Before optimization, an ROI was defined around the kidney (ROI with solid line in Fig. 2(a)) to limit the effect of surrounding tissues and frames were interpolated to the final localization grid. The optimization was performed in Matlab using the lsqnonlin function of the Optimization Toolbox. Intra-cycle motion was estimated using the central frame in the cycle as the reference; inter-cycle motion was estimated using the central frame in a chosen cycle as the reference.

Microbubble localization and velocity estimation

Detection of individual MBs was performed on selected CFCPS frames following a procedure similar to17. CFCPS data were first reconstructed on a 74-μm isotropic grid. After applying a Gaussian low-pass filter and interpolating to an isotropic 18.5-μm grid (4 × interpolation), MB echoes were detected using the regionprops function of the Image Processing Toolbox. Centroid positions were recorded based on the profile of the Gaussian-shaped point spread function and on the maximum intensity (Supplementary Fig. S9). All positions were corrected for motion using the method described in the previous section. The final density map of the MBs was constructed using weighting to compensate for the non-integer values of the pixel positions after motion correction.

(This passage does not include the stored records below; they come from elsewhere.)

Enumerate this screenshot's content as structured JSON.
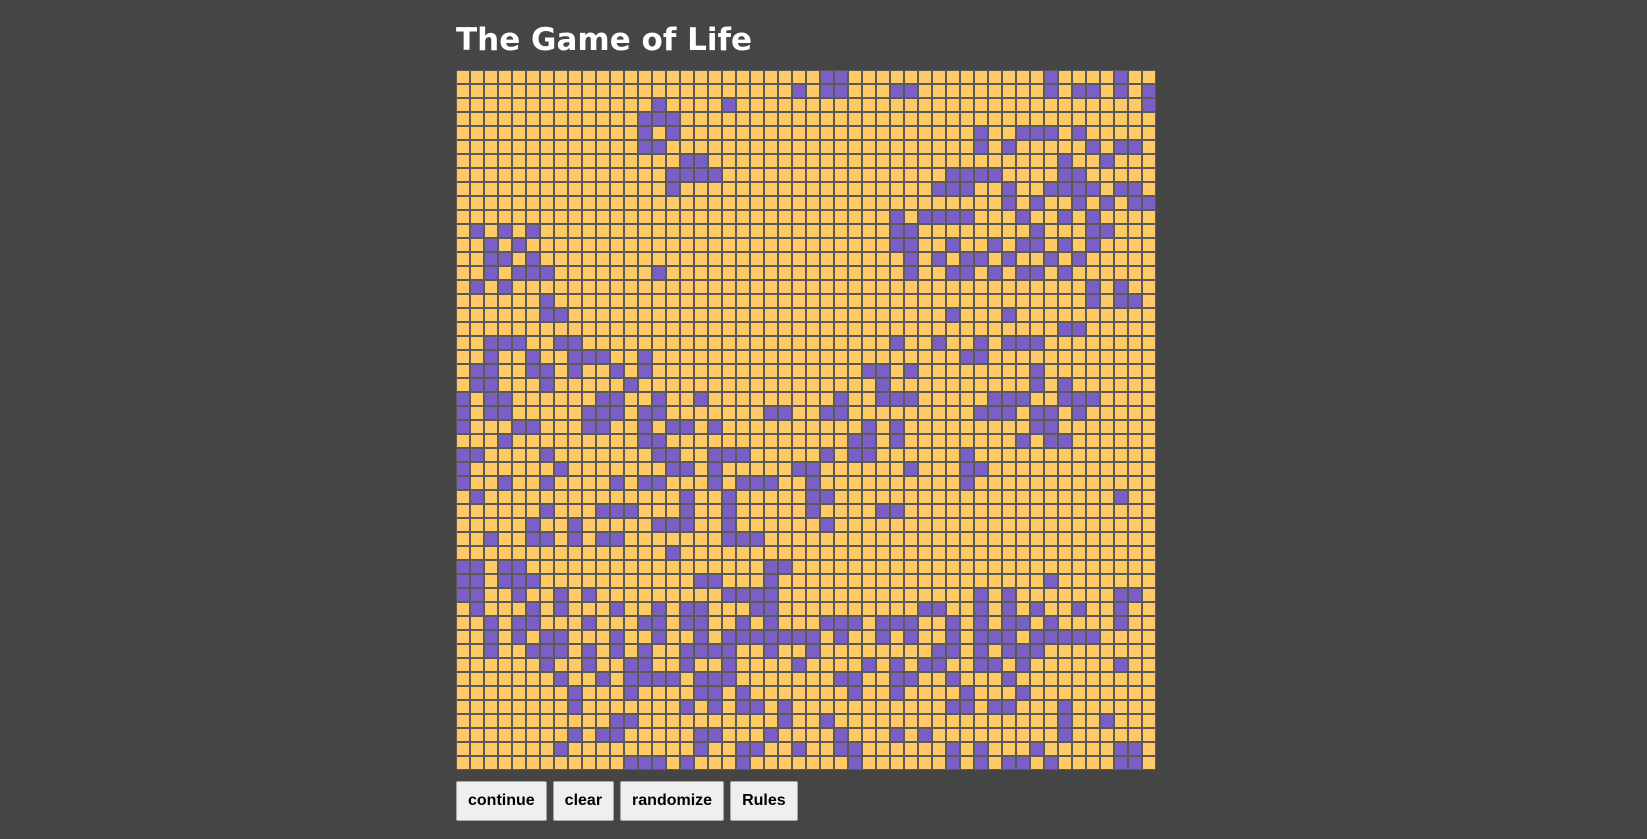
{
  "header": {
    "title": "The Game of Life"
  },
  "board": {
    "rows": 50,
    "cols": 50,
    "colors": {
      "alive": "#7b5ec6",
      "dead": "#ffc965",
      "grid": "#5a5a5a",
      "background": "#454545"
    },
    "cells": [
      "..........................##..............#....#..",
      "........................#.##...##.........#.##.#.#",
      "..............#....#.............................#",
      ".............###...................................",
      ".............#.#.....................#..###.#.....",
      ".............##......................#.#.....#.##.",
      "................##.........................#..#...",
      "...............####................####....##.....",
      "...............#..................###..#..####.##.",
      ".......................................#.#..#.#.##",
      "...............................#.####...#..#.#...",
      ".#.#.#.........................##........#...##...",
      "..#.#..........................##..#..#.##.#.#....",
      "..##.#..........................#.#.##.#..#.#.....",
      "..#.###.......#.................#..##.#.##.#......",
      ".#.#.........................................#.#..",
      "......#......................................#.##.",
      "......##...........................#...#.........",
      "...........................................##.....",
      "..###..##......................#..#..#.###.......",
      "..#..#..###..#......................##...........",
      ".##..##.#..#.#...............##.#........#........",
      ".##...#.....#.................#..........#.#......",
      "#.##......##..#..#.........#..###.....###..###....",
      "#.##.....###.##.......##..##.........###.##.#.....",
      "#...##...##..#.##.#..........#.#.........##.......",
      "...#.........##.............##.#........#.##......",
      "##....#.......##..###.....#.##......#.............",
      "#......#.......##.#.....##......#...##............",
      "#..#..#....#.##...#.###..#..........#.............",
      ".#..............#..#.....##....................#..",
      "......#...###...#..#.....#....##..................",
      ".....#..#.....###..#......#.......................",
      "..#..##.#.##.......###............................",
      "...............#..................................",
      "##.##.................##.........................",
      "##.###...........##...#...................#......",
      "##..#..#.#.........####..............#.#.......##.",
      ".#...#.#...#..#.##...##..........##..#.#.#..#..#..",
      "..#.##...#...##.##..#.#...###.###..#.#.##.#....#..",
      "..#.#.##...#..#..#.#######.#..#.#..#.###.#####....",
      "..#..###.#.#.#..####..#..#........##.#.###.......",
      "......#..#..##..#..#....#....#.#.##..##.#......#..",
      ".......#..#.####.###.......##..##..#...#.........",
      "........#...#....##.#.......#..#....#...#........",
      "........#.......#.#.##.#...........##.##...#.....",
      "...........##..........#..#................#..#..",
      "........#.##.....##...#....#...#.#.........#.....",
      ".......#.........#..##..#..##......#.#...#.....##.",
      "............###.#...#.......#......#.#.##.#....##."
    ]
  },
  "controls": {
    "continue_label": "continue",
    "clear_label": "clear",
    "randomize_label": "randomize",
    "rules_label": "Rules"
  }
}
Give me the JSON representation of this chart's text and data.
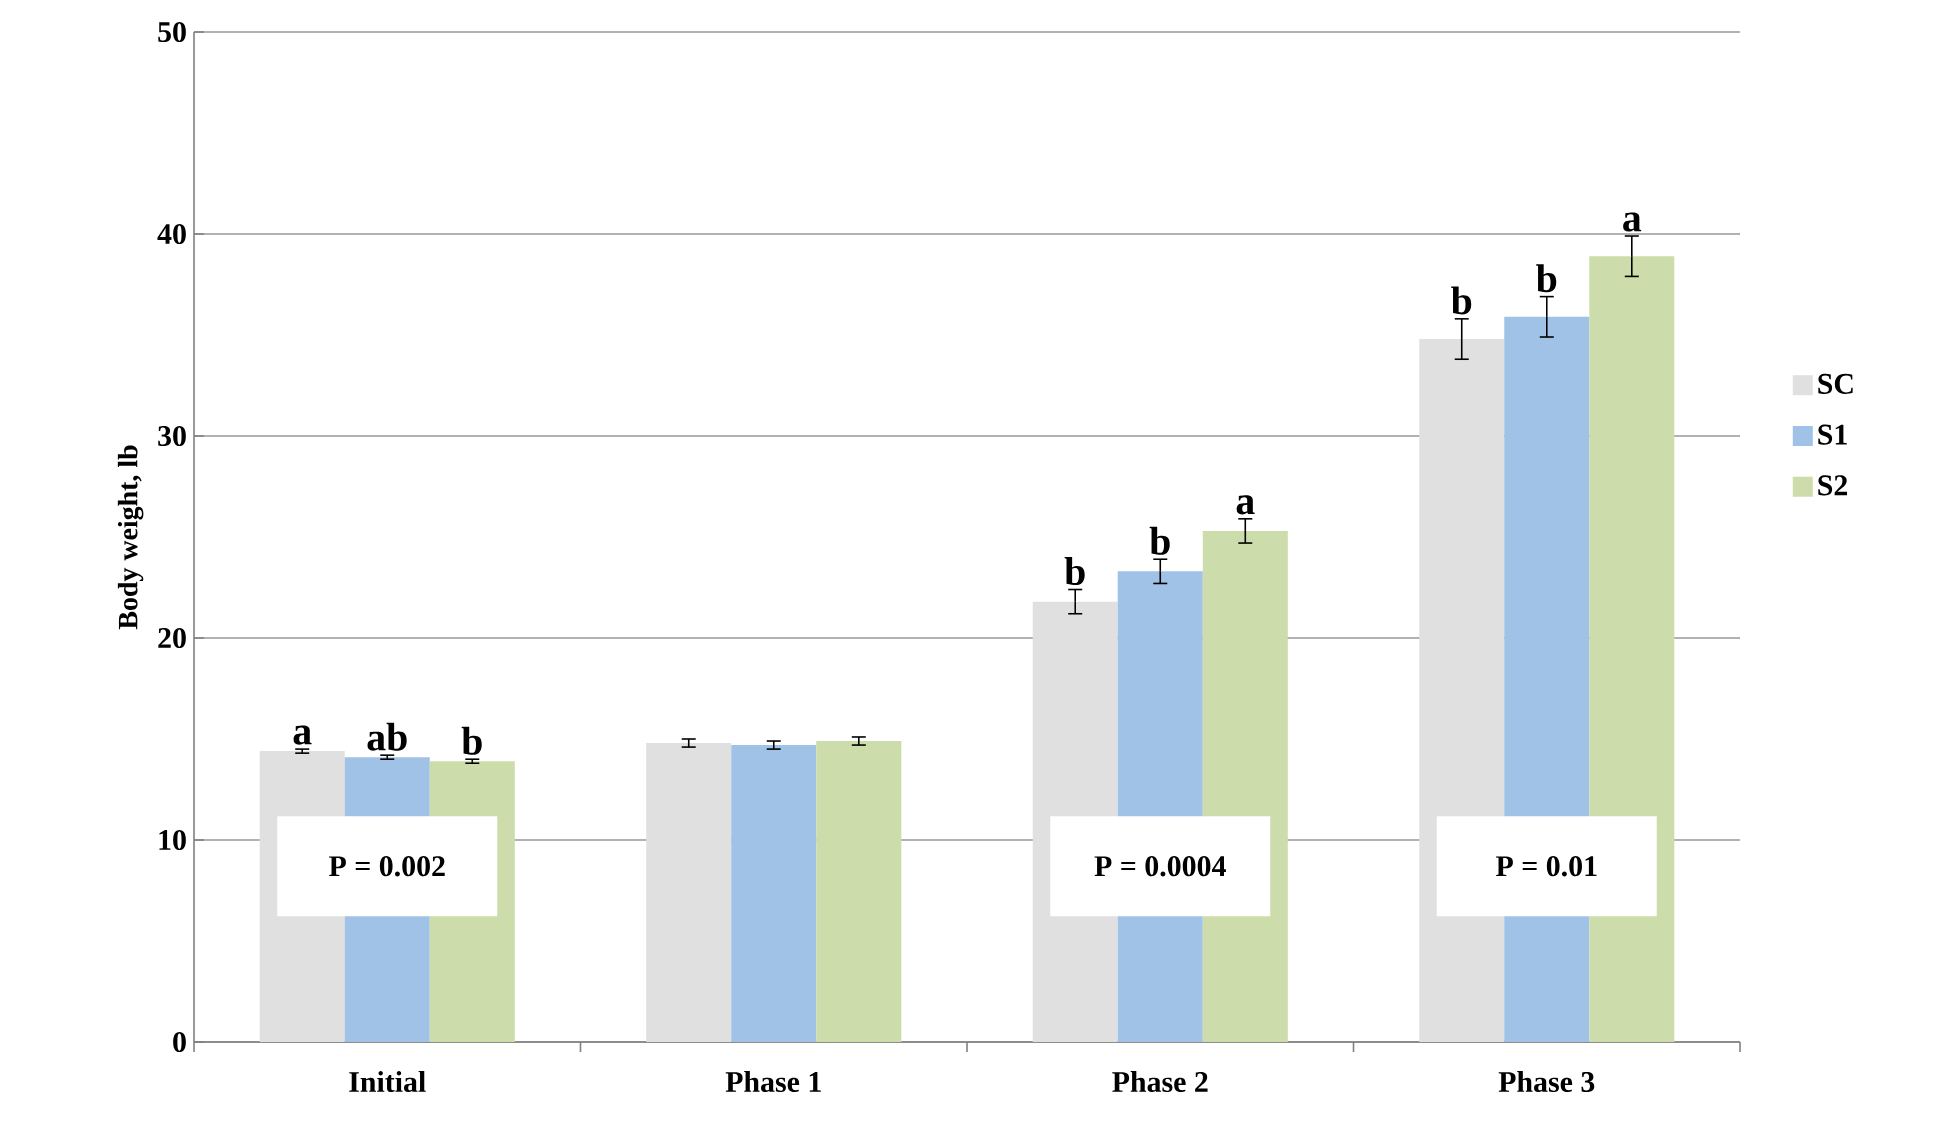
{
  "chart_data": {
    "type": "bar",
    "ylabel": "Body weight, lb",
    "categories": [
      "Initial",
      "Phase 1",
      "Phase 2",
      "Phase 3"
    ],
    "series": [
      {
        "name": "SC",
        "color": "#e0e0e0",
        "values": [
          14.4,
          14.8,
          21.8,
          34.8
        ],
        "errors": [
          0.1,
          0.2,
          0.6,
          1.0
        ]
      },
      {
        "name": "S1",
        "color": "#a0c2e6",
        "values": [
          14.1,
          14.7,
          23.3,
          35.9
        ],
        "errors": [
          0.1,
          0.2,
          0.6,
          1.0
        ]
      },
      {
        "name": "S2",
        "color": "#ccdcaa",
        "values": [
          13.9,
          14.9,
          25.3,
          38.9
        ],
        "errors": [
          0.1,
          0.2,
          0.6,
          1.0
        ]
      }
    ],
    "ylim": [
      0,
      50
    ],
    "yticks": [
      0,
      10,
      20,
      30,
      40,
      50
    ],
    "grid": "y",
    "legend": "right",
    "annotations": [
      "a",
      "ab",
      "b",
      "b",
      "b",
      "a",
      "b",
      "b",
      "a",
      "P = 0.002",
      "P = 0.0004",
      "P = 0.01"
    ]
  }
}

In-plane blood velocity within the microvascular network was estimated by tracking MB positions over time (Supplementary Figs S10S11). We focused on observing flow velocities smaller than 2 mm/s (corresponding to the smallest capillaries). This small velocity value facilitated tracking and a Nearest-Neighbor Method was employed. MBs that were tracked over at least 40 successive frames were analyzed. The velocity was calculated as the average distance divided by the time interval.

Data availability

The datasets generated during and/or analysed during the current study are available from the corresponding author on reasonable request.